Dan hesitated to ask, but knew he had to. ‘Like what? What kind of plan?’

‘I have no idea.’ Adam stood up, straightened his jacket. ‘But I’m going to find out. Let’s go and talk to her again. And this time, no being sidetracked by her taunts.’

They found Sarah standing by the tiny opaque window, staring up at it.

‘Saying goodbye to the world for a few years?’ asked Adam, sitting back at the table. ‘We can make that time as short as possible if you start cooperating with us.’

She turned and again smiled at him, but this time more wistfully.

‘You know, I’m really not sure I’ll miss it out there. It’s a rotten place. If you’d heard all that I have over the past few months, you’d wonder if there were any decent people left. Everyone carries an invisible stain, Adam. It comes from their moment of submission to their weakness. And it lives with them in disgust, or regret, or rage. I think I’ve come to see it in people’s faces now. Everyone’s marked with it.’

‘Is that how long it’s been going on, Sarah? Your listening in to people’s conversations? Months?’

‘Yes, Adam, I can tell you that. It’s been going on for months.’

‘Ever since you’ve been running the Ginger Judge?’

‘Not quite. A little while after that.’

‘Why?’

Sarah looked at Adam, then back out of the window. She stretched up a hand to touch the thick, dusty glass.

‘Why?’ asked Adam again. ‘What started it all?’

‘I don’t think I can tell you that yet. You’ll know soon enough.’

‘Is that a threat?’

‘No, no. Just a fact. I’ll happily tell you when the time is right.’

Adam looked over at Dan, tilted his head towards Sarah. He walked to the table and stood beside the detective.

‘Is it an establishment thing, Sarah?’ Dan asked. ‘I remember one conversation when you talked about how difficult it was to be in business with all the regulations the government heaped on you. As far as I can see, all your victims have been establishment figures. So is that what it’s all about? Hitting back?’

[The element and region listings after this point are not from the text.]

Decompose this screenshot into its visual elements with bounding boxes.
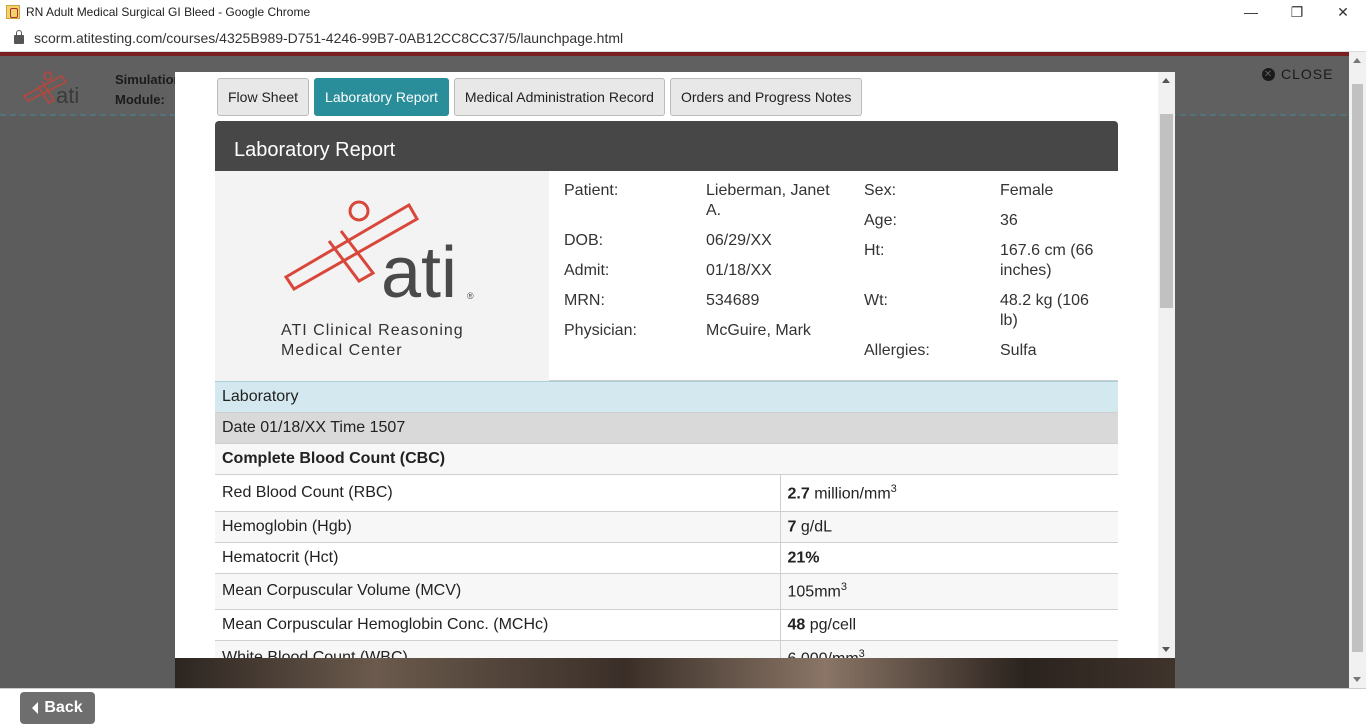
modal-scroll-down-icon[interactable] bbox=[1162, 647, 1170, 652]
age-label: Age: bbox=[864, 212, 897, 229]
module-label: Module: bbox=[115, 92, 165, 107]
mrn-label: MRN: bbox=[564, 292, 605, 309]
back-label: Back bbox=[44, 699, 83, 716]
allergies-value: Sulfa bbox=[1000, 342, 1037, 359]
physician-value: McGuire, Mark bbox=[706, 322, 811, 339]
app-favicon-icon bbox=[6, 5, 20, 19]
ati-logo-icon: ati ® bbox=[283, 200, 474, 307]
lab-unit-exponent: 3 bbox=[890, 482, 897, 495]
sex-value: Female bbox=[1000, 182, 1054, 199]
lab-test-value: 6,000/mm3 bbox=[779, 640, 1118, 658]
simulation-label: Simulation bbox=[115, 72, 182, 87]
lab-test-name: Red Blood Count (RBC) bbox=[215, 475, 780, 512]
close-button[interactable]: ✕ CLOSE bbox=[1262, 66, 1333, 82]
window-title: RN Adult Medical Surgical GI Bleed - Goo… bbox=[26, 5, 311, 19]
patient-info: Patient: Lieberman, Janet A. DOB: 06/29/… bbox=[549, 171, 1118, 380]
table-row: Hematocrit (Hct) 21% bbox=[215, 542, 1118, 574]
background-photo bbox=[175, 658, 1175, 688]
lab-test-value: 7 g/dL bbox=[779, 511, 1118, 543]
tab-medical-administration-record[interactable]: Medical Administration Record bbox=[453, 78, 665, 116]
modal-scroll-up-icon[interactable] bbox=[1162, 78, 1170, 83]
ati-logo-icon: ati bbox=[22, 71, 79, 106]
lab-test-value: 2.7 million/mm3 bbox=[779, 475, 1118, 512]
lab-report-modal: Flow Sheet Laboratory Report Medical Adm… bbox=[175, 72, 1175, 658]
table-row: White Blood Count (WBC)6,000/mm3 bbox=[215, 640, 1118, 658]
lab-test-name: Hematocrit (Hct) bbox=[215, 542, 780, 574]
scroll-up-icon[interactable] bbox=[1353, 58, 1361, 63]
page-scrollbar[interactable] bbox=[1349, 52, 1366, 688]
close-icon: ✕ bbox=[1262, 67, 1275, 81]
lab-test-value: 48 pg/cell bbox=[779, 609, 1118, 641]
admit-value: 01/18/XX bbox=[706, 262, 772, 279]
back-button[interactable]: Back bbox=[20, 692, 95, 724]
lab-value-number: 21% bbox=[787, 549, 820, 567]
patient-header: ati ® ATI Clinical Reasoning Medical Cen… bbox=[215, 171, 1118, 381]
lab-value-unit: 105mm bbox=[787, 583, 841, 601]
lab-test-value: 21% bbox=[779, 542, 1118, 574]
lab-results-table: Laboratory Date 01/18/XX Time 1507 Compl… bbox=[215, 381, 1118, 475]
facility-logo-panel: ati ® ATI Clinical Reasoning Medical Cen… bbox=[215, 171, 549, 381]
lab-value-unit: pg/cell bbox=[805, 616, 856, 634]
laboratory-report: Laboratory Report ati ® ATI Clinical Rea… bbox=[215, 121, 1118, 658]
lab-results-rows: Red Blood Count (RBC) 2.7 million/mm3 Hemo… bbox=[215, 475, 1118, 658]
mrn-value: 534689 bbox=[706, 292, 760, 309]
lab-test-value: 105mm3 bbox=[779, 573, 1118, 610]
lab-test-name: Mean Corpuscular Hemoglobin Conc. (MCHc) bbox=[215, 609, 780, 641]
date-row: Date 01/18/XX Time 1507 bbox=[215, 412, 1118, 444]
lab-test-name: Hemoglobin (Hgb) bbox=[215, 511, 780, 543]
lab-test-name: Mean Corpuscular Volume (MCV) bbox=[215, 573, 780, 610]
physician-label: Physician: bbox=[564, 322, 637, 339]
bottom-bar bbox=[0, 688, 1366, 728]
minimize-button[interactable]: — bbox=[1228, 0, 1274, 24]
scroll-down-icon[interactable] bbox=[1353, 677, 1361, 682]
age-value: 36 bbox=[1000, 212, 1018, 229]
table-row: Mean Corpuscular Volume (MCV) 105mm3 bbox=[215, 573, 1118, 610]
back-arrow-icon bbox=[32, 702, 39, 714]
table-row: Hemoglobin (Hgb) 7 g/dL bbox=[215, 511, 1118, 543]
url-text[interactable]: scorm.atitesting.com/courses/4325B989-D7… bbox=[34, 30, 623, 46]
table-row: Red Blood Count (RBC) 2.7 million/mm3 bbox=[215, 475, 1118, 512]
admit-label: Admit: bbox=[564, 262, 610, 279]
modal-scroll-thumb[interactable] bbox=[1160, 114, 1173, 308]
facility-name-line1: ATI Clinical Reasoning bbox=[281, 322, 464, 339]
modal-scrollbar[interactable] bbox=[1158, 72, 1175, 658]
lab-value-number: 2.7 bbox=[787, 484, 810, 502]
tab-laboratory-report[interactable]: Laboratory Report bbox=[314, 78, 449, 116]
section-row: Laboratory bbox=[215, 381, 1118, 413]
svg-text:ati: ati bbox=[381, 233, 457, 307]
allergies-label: Allergies: bbox=[864, 342, 930, 359]
height-label: Ht: bbox=[864, 242, 885, 259]
weight-label: Wt: bbox=[864, 292, 888, 309]
lab-value-unit: 6,000/mm bbox=[788, 650, 859, 658]
height-value: 167.6 cm (66 inches) bbox=[1000, 242, 1094, 279]
lock-icon bbox=[14, 30, 24, 44]
lab-unit-exponent: 3 bbox=[858, 647, 865, 658]
lab-value-unit: million/mm bbox=[809, 484, 891, 502]
tab-orders-progress-notes[interactable]: Orders and Progress Notes bbox=[669, 78, 863, 116]
report-title: Laboratory Report bbox=[215, 121, 1118, 171]
scroll-thumb[interactable] bbox=[1352, 84, 1363, 652]
cbc-group-row: Complete Blood Count (CBC) bbox=[215, 443, 1118, 475]
tab-flow-sheet[interactable]: Flow Sheet bbox=[217, 78, 310, 116]
window-close-button[interactable]: ✕ bbox=[1320, 0, 1366, 24]
lab-test-name: White Blood Count (WBC) bbox=[215, 640, 780, 658]
report-tabs: Flow Sheet Laboratory Report Medical Adm… bbox=[217, 78, 863, 116]
patient-label: Patient: bbox=[564, 182, 619, 199]
table-row: Mean Corpuscular Hemoglobin Conc. (MCHc)… bbox=[215, 609, 1118, 641]
browser-title-bar: RN Adult Medical Surgical GI Bleed - Goo… bbox=[0, 0, 1366, 24]
lab-value-number: 48 bbox=[787, 616, 806, 634]
lab-value-unit: g/dL bbox=[796, 518, 832, 536]
svg-text:ati: ati bbox=[56, 83, 79, 106]
lab-unit-exponent: 3 bbox=[840, 580, 847, 593]
dob-value: 06/29/XX bbox=[706, 232, 772, 249]
dob-label: DOB: bbox=[564, 232, 604, 249]
weight-value: 48.2 kg (106 lb) bbox=[1000, 292, 1089, 329]
svg-text:®: ® bbox=[467, 291, 474, 301]
address-bar[interactable]: scorm.atitesting.com/courses/4325B989-D7… bbox=[0, 24, 1366, 52]
sex-label: Sex: bbox=[864, 182, 897, 199]
close-label: CLOSE bbox=[1281, 66, 1334, 82]
facility-name-line2: Medical Center bbox=[281, 342, 403, 359]
patient-name: Lieberman, Janet A. bbox=[706, 182, 830, 219]
restore-button[interactable]: ❐ bbox=[1274, 0, 1320, 24]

She turned to look at him. ‘I was wondering when you were going to chip in, Dan. I know from your conversations how much Adam relies on you. While we’re talking about memories, I recall one time when he told you that you were much better at the psychological bit than he was. The understanding why people do the things they do. So is it my turn to be the subject of your famous insights? You certainly do have that knack of making people talk to you. I felt it myself on a couple of occasions and had to be careful about going too far.’